Why I Play Video Games

I remember going to arcades when I was a kid and pumping quarters into the various cabinets and living my best life. Asteroids, Defender, Galaga, Pac Man, Star Wars, and Zaxxon were my personal favorites. I would go to the local Woolworth’s at my local mall and pine for the Atari 2600 and one game, Pole Position.

In 1987 we would get our first game console, the Nintendo Entertainment System. In one day my life was changed forever. The first games in our collection were Karate Champ, Ring King, Super Mario Bros, and Top Gun. Not long after I bought Mike Tyson’s Punch Out and The Legend of Zelda and a life time hobby was launched.

In the beginning, I played video games because they were a lot of fun, they were new, and it gave me a group of friends where I could be myself. We could talk about our favorite games, speculate what the next big game release was going to be, and discuss what our perfect game would be. We were the board game generation, we grew up on Monopoly, Risk, and Stratego. Dungeons & Dragons was the go to game for our imaginations. There was no internet, no Kotaku, no IGN.

Video games were coming into their own and kicking in the doors of our homes.

Madden NFL 22

1. Hobby

2. Distraction

3. Entertainment

Hobby: My enjoyment of video games has grown over the past four decades from childish entertainment to the full blown hobby of collecting video games. My collection is modest – 15 game systems give or take, and around 600 games, but I’m still proud of it. My gear is in excellent condition and most of my games are complete in box. I love going on game crawls with my son and my friends. We try to go once per year, although COVID put a damper on it the last couple of years. Our crawls consist of hitting various used game stores and scavenging for different games and accessories to round out our collections, lunch, a visit to a hobby shop, and of course, ice cream.

Fortnite

Distraction: Throughout my life video games have been a form of escape for me.
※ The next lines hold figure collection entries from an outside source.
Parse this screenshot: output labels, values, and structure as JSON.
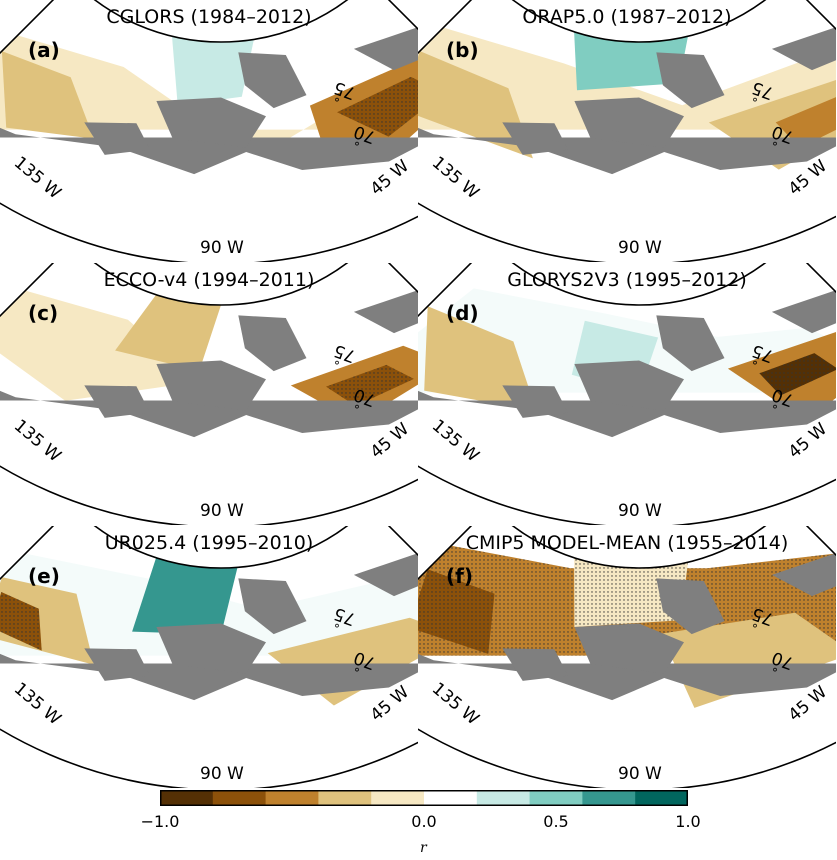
{
  "panels": [
    {
      "id": "a",
      "label": "(a)",
      "title": "CGLORS (1984–2012)",
      "variant": 0
    },
    {
      "id": "b",
      "label": "(b)",
      "title": "ORAP5.0 (1987–2012)",
      "variant": 1
    },
    {
      "id": "c",
      "label": "(c)",
      "title": "ECCO-v4 (1994–2011)",
      "variant": 2
    },
    {
      "id": "d",
      "label": "(d)",
      "title": "GLORYS2V3 (1995–2012)",
      "variant": 3
    },
    {
      "id": "e",
      "label": "(e)",
      "title": "UR025.4 (1995–2010)",
      "variant": 4
    },
    {
      "id": "f",
      "label": "(f)",
      "title": "CMIP5 MODEL-MEAN (1955–2014)",
      "variant": 5
    }
  ],
  "axis_labels": {
    "lon_west": "135 W",
    "lon_mid": "90 W",
    "lon_east": "45 W",
    "lat_75": "75",
    "lat_70": "70",
    "degree": "°"
  },
  "colorbar": {
    "label": "r",
    "ticks": [
      {
        "value": -1.0,
        "text": "−1.0"
      },
      {
        "value": 0.0,
        "text": "0.0"
      },
      {
        "value": 0.5,
        "text": "0.5"
      },
      {
        "value": 1.0,
        "text": "1.0"
      }
    ],
    "colors": [
      "#543005",
      "#8c510a",
      "#bf812d",
      "#dfc27d",
      "#f6e8c3",
      "#ffffff",
      "#f4fbfa",
      "#c7eae5",
      "#80cdc1",
      "#35978f",
      "#01665e",
      "#003c30"
    ],
    "range": [
      -1.0,
      1.0
    ],
    "land_color": "#7f7f7f"
  }
}
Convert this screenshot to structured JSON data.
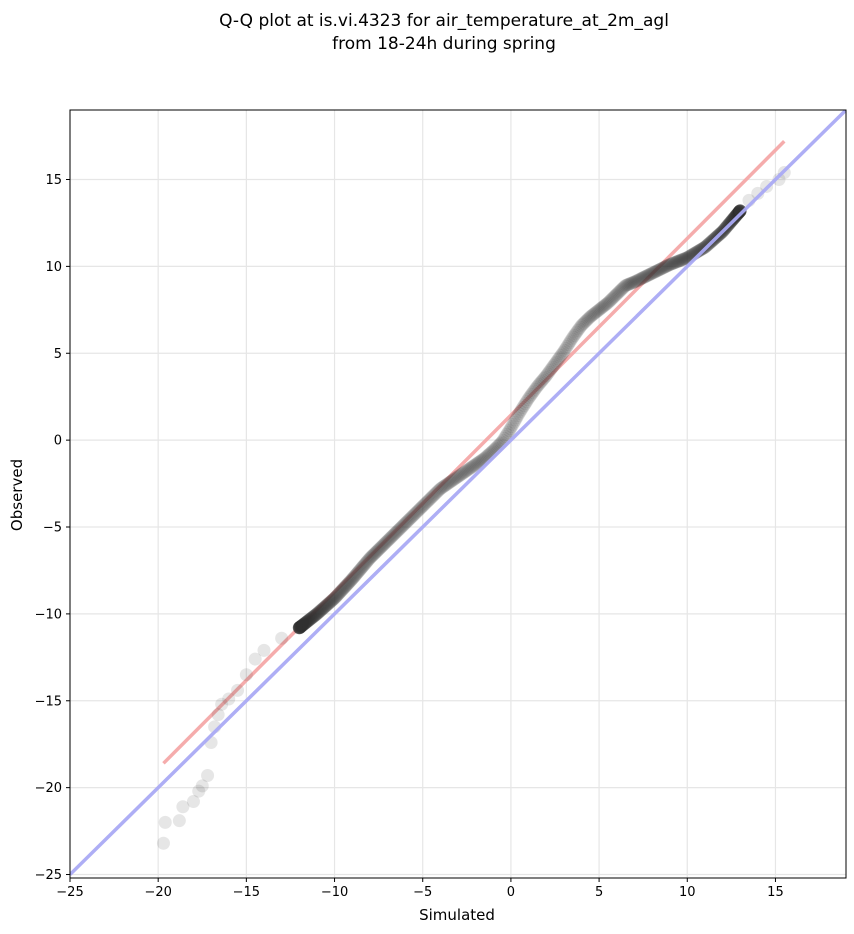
{
  "chart_data": {
    "type": "scatter",
    "title": [
      "Q-Q plot at is.vi.4323 for air_temperature_at_2m_agl",
      "from 18-24h during spring"
    ],
    "xlabel": "Simulated",
    "ylabel": "Observed",
    "xlim": [
      -25,
      19
    ],
    "ylim": [
      -25.2,
      19
    ],
    "xticks": [
      -25,
      -20,
      -15,
      -10,
      -5,
      0,
      5,
      10,
      15
    ],
    "yticks": [
      -25,
      -20,
      -15,
      -10,
      -5,
      0,
      5,
      10,
      15
    ],
    "xtick_labels": [
      "−25",
      "−20",
      "−15",
      "−10",
      "−5",
      "0",
      "5",
      "10",
      "15"
    ],
    "ytick_labels": [
      "−25",
      "−20",
      "−15",
      "−10",
      "−5",
      "0",
      "5",
      "10",
      "15"
    ],
    "grid": true,
    "colors": {
      "points": "#333333",
      "identity_line": "#aaaaf5",
      "fit_line": "#f5a8a8",
      "grid": "#e6e6e6"
    },
    "series": [
      {
        "kind": "scatter",
        "curve": [
          [
            -19.7,
            -23.2
          ],
          [
            -19.6,
            -22
          ],
          [
            -18.8,
            -21.9
          ],
          [
            -18.6,
            -21.1
          ],
          [
            -18,
            -20.8
          ],
          [
            -17.7,
            -20.2
          ],
          [
            -17.5,
            -19.9
          ],
          [
            -17.2,
            -19.3
          ],
          [
            -17,
            -17.4
          ],
          [
            -16.8,
            -16.5
          ],
          [
            -16.6,
            -15.8
          ],
          [
            -16.4,
            -15.2
          ],
          [
            -16,
            -14.9
          ],
          [
            -15.5,
            -14.4
          ],
          [
            -15,
            -13.5
          ],
          [
            -14.5,
            -12.6
          ],
          [
            -14,
            -12.1
          ],
          [
            -13,
            -11.4
          ],
          [
            -12,
            -10.8
          ],
          [
            -11,
            -10
          ],
          [
            -10,
            -9.1
          ],
          [
            -9,
            -8
          ],
          [
            -8,
            -6.8
          ],
          [
            -7,
            -5.8
          ],
          [
            -6,
            -4.8
          ],
          [
            -5,
            -3.8
          ],
          [
            -4,
            -2.8
          ],
          [
            -3,
            -2.1
          ],
          [
            -2,
            -1.4
          ],
          [
            -1.5,
            -1.05
          ],
          [
            -1,
            -0.6
          ],
          [
            -0.5,
            -0.1
          ],
          [
            0,
            0.7
          ],
          [
            0.5,
            1.6
          ],
          [
            1,
            2.4
          ],
          [
            1.5,
            3.1
          ],
          [
            2,
            3.7
          ],
          [
            2.5,
            4.4
          ],
          [
            3,
            5.1
          ],
          [
            3.5,
            5.9
          ],
          [
            4,
            6.6
          ],
          [
            4.5,
            7.1
          ],
          [
            5,
            7.5
          ],
          [
            5.5,
            7.9
          ],
          [
            6,
            8.4
          ],
          [
            6.5,
            8.9
          ],
          [
            7,
            9.1
          ],
          [
            8,
            9.6
          ],
          [
            9,
            10.1
          ],
          [
            10,
            10.5
          ],
          [
            11,
            11.1
          ],
          [
            12,
            12
          ],
          [
            12.5,
            12.6
          ],
          [
            13,
            13.2
          ],
          [
            13.5,
            13.8
          ],
          [
            14,
            14.2
          ],
          [
            14.5,
            14.6
          ],
          [
            15.2,
            15
          ],
          [
            15.5,
            15.4
          ]
        ],
        "count": 560
      },
      {
        "kind": "line",
        "x": [
          -25,
          19
        ],
        "y": [
          -25,
          19
        ]
      },
      {
        "kind": "line",
        "x": [
          -19.7,
          15.5
        ],
        "y": [
          -18.6,
          17.2
        ]
      }
    ]
  }
}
Although I wasn’t formally diagnosed with a Generalized Anxiety Order and Depression until 2008, I always knew there was something going on under the hood with me. Video games let me escape my life for a few hours, the endless chore of acting normal, fitting in, and suppressing both tremendous rage and a secret desire to end it all. Playing a few games of Tecmo Bowl, scooting around Hyrule in The Legend of Zelda, or destroying Glass Joe for the thousandth time in Mike Tyson’s Punch Out let me ignore my reality for awhile, at least long enough to let my troublesome thoughts pass. Video games along with my family and hospitalization kept me going when I didn’t want to go on.

Elden Ring

Entertainment More than anything, when I play a video game, I want to be entertained, I want an experience that I will remember, and I want bragging rights. One of my favorite things is getting the Xbox Achievements or PlayStation Trophies for completing different tasks in the games I play. I find it so gratifying when the Achievement Chime plays and the little animation appears on the screen letting me know I completed the feat needed to earn the achievement or trophy. It may seem silly to get excited over something that is so Pavlovian, but I love each achievement I earn.

Elden Ring

Conclusion: Video games serve a number of different roles in my life – coping mechanism, hobby, and participatory entertainment. Since my first game console, the Nintendo Entertainment System (NES) back in 1987, video games have been a fixture, my go to happy place when I had no other place to go. I love video games, I love to play video games, and video games are a part of my identity. I’m proud they are one of the things I’ve held onto all these years.